Archiver le Maghreb (Expressions maghrébines, vol. 21, nº2, 2022)

Publié le par Marc Escola (Source : Edwige Tamalet Talbayev)

 Expressions maghrébines

Revue de la Coordination internationale des chercheurs sur les littératures du Maghreb

www.ub.edu/adhuc/em

Vol. 21, nº2, hiver 2022 : Appel à articles

Archiver le Maghreb

Dossier coordonné par Marie-Pierre Ulloa

Date limite de soumission des articles : 31 janvier 2022

Date de parution : novembre 2022

 

Si les labellisations de “littérature maghrébine” et de “cinéma maghrébin” renvoient à des champs d’études bien connus, enseignés à l’Université, celle d’archives maghrébines ne l’est pas. Pourtant la question de la préservation et de la constitution d’archives est au cœur de l’actualité maghrébine : celle du Maroc qui reconnecte avec son passé juif maghrébin en inaugurant une maison de la mémoire à Essaouira en 2020, celle de la Tunisie qui rend publique une liste de centaines de "martyrs" de la révolution qui a renversé le régime de Ben Ali en 2011, et celle de l’Algérie qui se débat autour du statut épineux des archives de la guerre d’indépendance depuis la remise du rapport Stora en janvier 2021 au président de la République française “sur les questions mémorielles portant sur la colonisation et la guerre d’Algérie” qui a mis en exergue la fébrilité de la sensibilité politique autour de la question de l'accès aux archives tant en France qu’en Algérie. Aire géographique qui répond à des marqueurs historiques spécifiques, le Maghreb a son cinéma et sa littérature mais a-t-il ses archives et où les trouver ? 

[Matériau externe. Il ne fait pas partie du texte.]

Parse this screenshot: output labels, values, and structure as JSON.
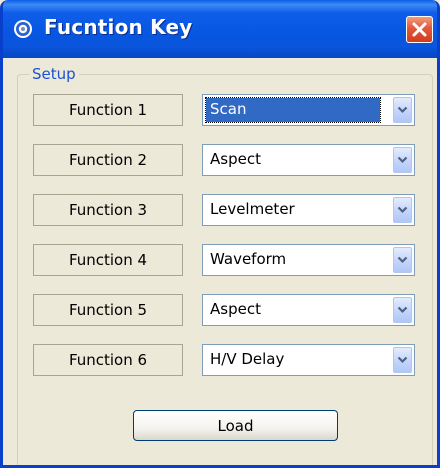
{
  "window": {
    "title": "Fucntion Key",
    "icon": "gear-icon",
    "close_icon": "close-icon"
  },
  "setup": {
    "group_label": "Setup",
    "rows": [
      {
        "label": "Function 1",
        "value": "Scan",
        "selected": true
      },
      {
        "label": "Function 2",
        "value": "Aspect"
      },
      {
        "label": "Function 3",
        "value": "Levelmeter"
      },
      {
        "label": "Function 4",
        "value": "Waveform"
      },
      {
        "label": "Function 5",
        "value": "Aspect"
      },
      {
        "label": "Function 6",
        "value": "H/V Delay"
      }
    ],
    "load_label": "Load"
  },
  "colors": {
    "titlebar": "#0757e2",
    "close_button": "#e2583a",
    "group_label": "#1b52d1",
    "selection": "#316ac5"
  }
}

Lors de sa célèbre conférence Mal d’archive. Une impression freudienne le philosophe franco-maghrébin Jacques Derrida rappelle que “le sens de ‘archive’ vient de l’arkheîon grec : d’abord une maison, un domicile, une adresse, la demeure des magistrats supérieurs, les archontes, ceux qui commandaient”. Ainsi le mot « archive » veut dire maison qui a autorité, représentant l’alliance du pouvoir et du savoir, de ceux qui détiennent et interprètent les archives. Mais l’archive est aussi “impression, écriture, prothèse ou technique hypomnésique en général, ce n’est pas seulement le lieu de stockage et de conservation d’un contenu archivable passé [...] la structure technique de l’archive archivante détermine aussi la structure du contenu archivable dans son surgissement même et dans son rapport à l'avenir”. 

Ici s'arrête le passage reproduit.